SYRACUSE — Mayor Jamie Nagle got a test of her authority to have a resident removed from a city meeting on Tuesday, minutes before the city council voted to table a new outline of rules of conduct which spells out the mayor’s and other council members’ authority and guidelines for order.
During the open portion of the meeting, resident Joe Levi was openly critical of the mayor and the new proposed rules of order the council was to consider later on the agenda.
Levi, who is part of a group called Syracuse Citizens for Fair Rules in Public Meetings, went after Nagle and said the rules gave the position too much authority. He suggested at one point it gave the mayor dictatorial powers, by allowing the city’s top elected official to remove a citizen perceived to be unruly at their discretion.
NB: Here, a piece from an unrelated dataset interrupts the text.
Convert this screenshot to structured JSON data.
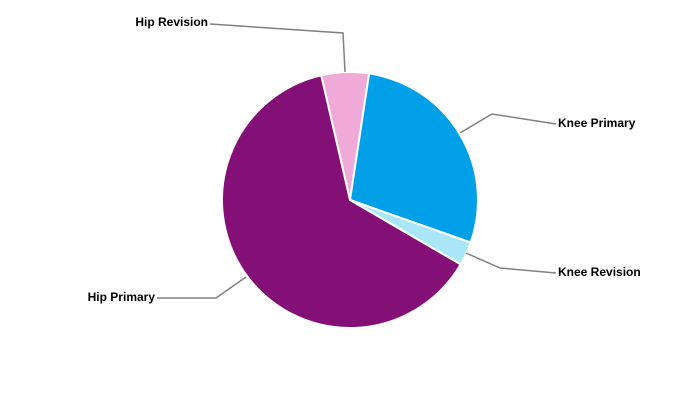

“The mayor will essentially have the power to silence citizens if she doesn’t want to hear what they have to say. Will she wield that power?” Levi asked.
When Levi was told his allotted time was up, he continued to talk on the subject, sparking a confrontation with Nagle, who said there are groups set up to make her look bad.
When Levi appeared to press a point, the mayor asked Police Chief Brian Wallace to have the resident removed. The chief approached the speaker and said he could sit down peacefully or be removed from the meeting.
After a minute or so of an ongoing verbal exchange between Nagle and Levi, Councilman Alan Clark asked that Levi simply sit down out of respect for the council.
He did so.
The meeting marked the second straight exchange between Levi and the mayor. At a meeting in September Levi criticized Nagle and city officials for not having a public document prescribing rules of order for their meetings, as he said are required by state law.
City Recorder Cassie Brown, working with City Attorney Todd Godfrey, had drawn up six pages of guidelines for officials to consider, utilizing exciting city code and guidelines, among other sources.
The matter became more complicated in the council’s work session, before the general meeting, when Councilman Larry Shingleton passed out two different handouts on possible guidelines outlined by the Utah League of Cities and Towns and asked they be reviewed, before any council action.
Several members of the council felt the outline presented by Brown addressed the suggested ULCT guidelines, but there was enough question that the issue was never finalized.
When the council did come to a potential vote on the guidelines the matter was quickly tabled by a unanimous vote. Council members are likely to address the issue in a meeting in November.
Discussion of the issue continued after the council finished its regular business.
Brown asked to have a comment entered on the record, feeling as if the criticism of the new guidelines was leveled at her.
In her remarks, Nagle told Brown she had been caught in the crosshairs of something aimed at her, not the city recorder’s office.
“I don’t think it was directed at you. I think it was directed at me,” Nagle said.
Nagle also refused to apologize for asking the resident to be removed, saying she would defend the city’s staff.
Nagle is not up for re-election this year.
Ironically, one of the guidelines in the tabled sets of guidelines calls for civility in council meetings. Those proposals also suggest the mayor is to “maintain order” at meetings and to move along the agenda in a “sensitive way.”
The proposal also stipulated the council shall not engage in personal attacks and shall restrict comments to issues before the body.
Any violations of decorum or conduct of council members shall be addressed by the mayor, who may declare a member out of order, the rule said.